On Wednesday, Mr Netanyahu’s National Security Adviser Tzachi Hanegbi said he expected the war to continue for the rest of 2024, at least.

In the US, Israel’s main ally, the extent of civilian suffering in Gaza has put pressure on Mr Biden, who hopes to win a second presidential term in the November election.

In his speech on Friday, Mr Biden called on Israel’s leadership to resist pressure from those in the country who wanted the war to go on “indefinitely”.

Mr Netanyahu could have a chance to rebut in Washington soon.

His office said he had accepted an invitation to address both houses of Congress by top politicians – which would make him the first foreign leader to make such an appearance four times.

Mr Netanyahu said he felt honoured and would use the opportunity to tell “the representatives of the American people and the entire world the truth about our righteous war against those who seek our destruction”.

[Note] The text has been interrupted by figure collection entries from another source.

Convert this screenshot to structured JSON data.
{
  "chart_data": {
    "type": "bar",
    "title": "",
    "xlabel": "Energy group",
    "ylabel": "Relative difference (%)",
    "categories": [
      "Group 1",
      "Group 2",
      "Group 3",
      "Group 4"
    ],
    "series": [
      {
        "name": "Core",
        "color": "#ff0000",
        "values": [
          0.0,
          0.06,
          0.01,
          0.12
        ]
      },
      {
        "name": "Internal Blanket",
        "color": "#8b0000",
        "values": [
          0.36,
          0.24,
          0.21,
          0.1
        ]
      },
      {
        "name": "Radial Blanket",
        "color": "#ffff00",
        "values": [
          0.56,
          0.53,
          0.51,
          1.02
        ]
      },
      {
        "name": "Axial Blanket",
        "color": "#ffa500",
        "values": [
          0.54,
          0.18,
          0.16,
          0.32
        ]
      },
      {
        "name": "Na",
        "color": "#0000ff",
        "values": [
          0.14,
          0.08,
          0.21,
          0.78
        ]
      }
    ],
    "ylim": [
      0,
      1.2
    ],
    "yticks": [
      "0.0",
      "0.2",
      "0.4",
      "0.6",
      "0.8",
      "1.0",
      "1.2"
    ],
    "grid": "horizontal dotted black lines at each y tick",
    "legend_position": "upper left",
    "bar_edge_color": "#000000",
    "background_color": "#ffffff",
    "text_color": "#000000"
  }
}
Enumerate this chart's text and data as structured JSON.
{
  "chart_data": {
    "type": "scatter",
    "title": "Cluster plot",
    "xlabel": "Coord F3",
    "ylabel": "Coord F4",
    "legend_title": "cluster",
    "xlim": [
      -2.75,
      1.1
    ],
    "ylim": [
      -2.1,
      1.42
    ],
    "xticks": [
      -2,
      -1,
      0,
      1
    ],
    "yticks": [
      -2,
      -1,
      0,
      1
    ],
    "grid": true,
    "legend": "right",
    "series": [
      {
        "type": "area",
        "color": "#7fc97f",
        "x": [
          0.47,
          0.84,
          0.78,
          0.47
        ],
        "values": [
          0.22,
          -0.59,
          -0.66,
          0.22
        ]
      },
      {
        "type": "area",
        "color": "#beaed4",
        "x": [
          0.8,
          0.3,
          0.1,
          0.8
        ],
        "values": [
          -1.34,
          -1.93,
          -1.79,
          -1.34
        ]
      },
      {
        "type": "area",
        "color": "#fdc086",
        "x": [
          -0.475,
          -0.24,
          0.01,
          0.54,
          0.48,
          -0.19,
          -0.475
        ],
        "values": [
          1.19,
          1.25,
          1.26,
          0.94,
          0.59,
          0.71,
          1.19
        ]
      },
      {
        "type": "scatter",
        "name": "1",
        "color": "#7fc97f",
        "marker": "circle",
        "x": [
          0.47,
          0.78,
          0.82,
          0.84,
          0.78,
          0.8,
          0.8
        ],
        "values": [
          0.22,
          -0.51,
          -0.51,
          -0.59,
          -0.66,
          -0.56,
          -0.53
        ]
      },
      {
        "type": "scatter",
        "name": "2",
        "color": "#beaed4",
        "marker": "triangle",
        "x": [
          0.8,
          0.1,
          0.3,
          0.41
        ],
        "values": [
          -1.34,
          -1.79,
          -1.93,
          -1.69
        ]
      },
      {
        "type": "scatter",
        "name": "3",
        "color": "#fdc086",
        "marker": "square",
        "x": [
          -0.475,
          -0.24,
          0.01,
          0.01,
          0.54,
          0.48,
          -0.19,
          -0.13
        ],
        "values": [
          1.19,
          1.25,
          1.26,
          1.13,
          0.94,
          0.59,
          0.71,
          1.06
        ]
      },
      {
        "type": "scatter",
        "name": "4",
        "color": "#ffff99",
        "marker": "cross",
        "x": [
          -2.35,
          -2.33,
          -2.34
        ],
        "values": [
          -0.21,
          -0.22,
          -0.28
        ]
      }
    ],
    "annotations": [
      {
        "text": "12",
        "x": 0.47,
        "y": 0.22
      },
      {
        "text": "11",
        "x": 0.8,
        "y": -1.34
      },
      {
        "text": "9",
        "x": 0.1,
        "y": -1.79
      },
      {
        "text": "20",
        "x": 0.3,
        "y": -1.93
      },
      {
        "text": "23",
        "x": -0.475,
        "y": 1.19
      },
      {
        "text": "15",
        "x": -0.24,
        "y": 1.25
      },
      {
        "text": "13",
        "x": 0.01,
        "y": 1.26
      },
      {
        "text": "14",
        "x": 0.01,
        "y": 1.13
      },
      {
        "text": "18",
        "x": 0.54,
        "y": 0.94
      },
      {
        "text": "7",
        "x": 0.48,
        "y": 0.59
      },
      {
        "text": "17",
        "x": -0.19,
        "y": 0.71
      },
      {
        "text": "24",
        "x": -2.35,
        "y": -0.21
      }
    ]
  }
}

Opposition leader Yair Lapid urged Mr Netanyahu to agree a hostages and ceasefire deal, saying his party would support it even if ultranationalist factions in the governing religious-rightist coalition rebelled.

Mr Lapid’s pledge meant a deal would likely pass in parliament.

“The government of Israel cannot ignore President Biden’s consequential speech. There is a deal on the table and it should be made,” Mr Lapid said on social media.